Allow to cool to room temperature.
Place one chunk of pork loin in each of 2 gallon sized freezer bags.
I like to manually divide the lemon wedges and bay leaves equally between the two bags before pouring
half of the brine into each bag.
Push out most of the air, seal the bags, and put them in the fridge – I put both bags into a 9 x 12 cake pan, just in case of leakage, etc.
Allow the pork to brine for 5 whole days, turning once daily to ensure the pork loins are completely submerged.
After 5 days, discard brine, and rinse pork loins with cold water. Use paper towels to pat dry.
Hot smoke with your choice of wood chips until it reaches an internal temperature of 145-150 F. (62.5 - 65.5 C)
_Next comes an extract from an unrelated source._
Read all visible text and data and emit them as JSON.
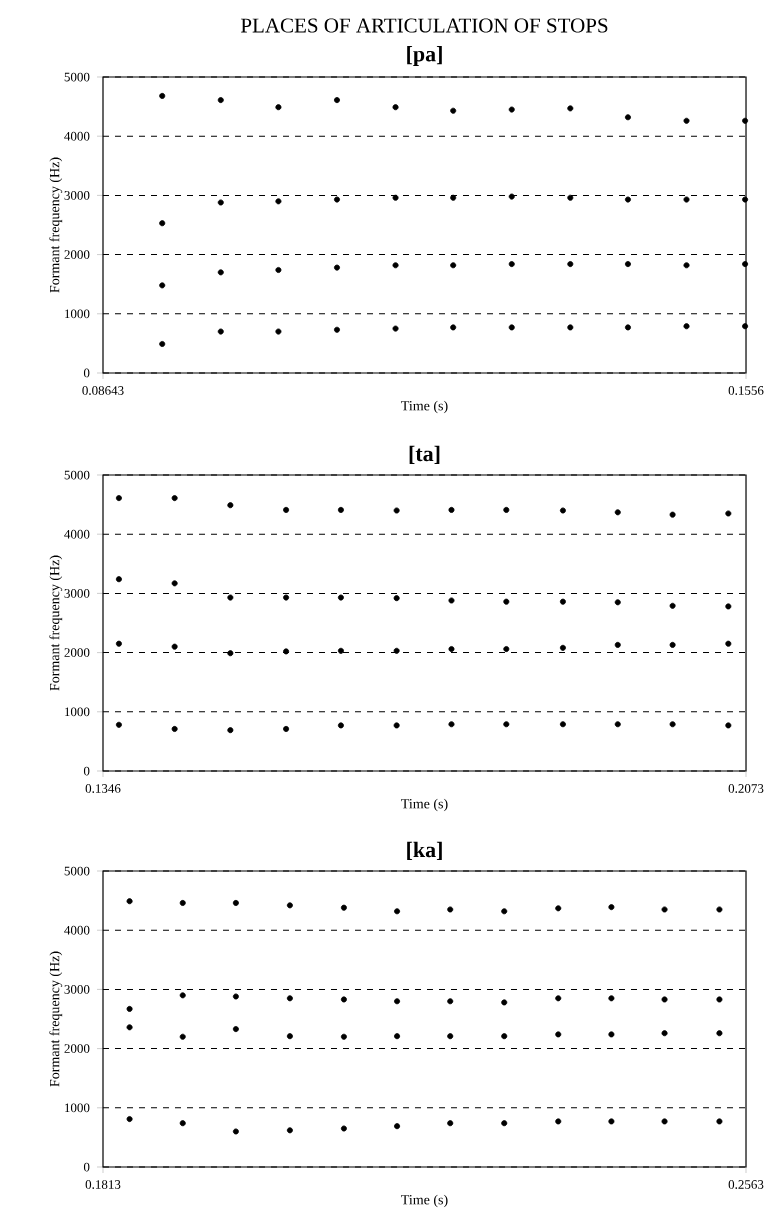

That's the same as the recipe I posted. It's a lot easier to put your pork into a smaller rubber maid container with all the brine and shove it all into the spare fridge. I hold down the meat to keep it submerged with a couple small plates.

You should try eating it after brining without smoking it.

pikergolf 01-31-2023 06:27 PM

Quote:

Originally Posted by SuperCub (Post 4606031)
That's the same as the recipe I posted. It's a lot easier to put your pork into a smaller rubber maid container with all the brine and shove it all into the spare fridge. I hold down the meat to keep it submerged with a couple small plates.

You should try eating it after brining without smoking it.

Do you brine it longer?

Sloughsharkjigger 01-31-2023 08:59 PM

Quote:

Originally Posted by SuperCub (Post 4605910)
Here's the recipe we've been using for years. It works fine as is. We usually brine longer. Won't hurt.

We hardly ever eat side bacon any more. Been eating this all my life. The only change we do is to roll the single slices in cornmeal before cooking instead of the whole pc and then slicing. It freezes fine so make double batches.

https://i.imgur.com/ciYsvnKl.jpg

https://i.imgur.com/v7BDDDil.jpg

Your recipe is strikingly similar to the one I use… I still add the bay leafs but not sure why now. After a few hours on a low and slow smoke they turn out delicious.
Thanks for confirming my recipe!

SuperCub 02-01-2023 07:51 AM

Quote:

Originally Posted by Sloughsharkjigger (Post 4606097)
Your recipe is strikingly similar to the one I use… I still add the bay leafs but not sure why now. After a few hours on a low and slow smoke they turn out delicious.
Thanks for confirming my recipe!

My wife doesn't like the bay leaves so I left them out for her sake. I've never had it smoked, in fact I was not aware that folks do that.

SuperCub 02-01-2023 07:52 AM

Quote:

Originally Posted by pikergolf (Post 4606051)
Do you brine it longer?

We usually go a week to 10days.

pikergolf 02-01-2023 08:14 AM

Quote:

Originally Posted by SuperCub (Post 4606159)
We usually go a week to 10days.

Thanks, then so shall I.

SuperCub 02-03-2023 06:22 PM

Had the last of it tonight for supper. Time for another batch.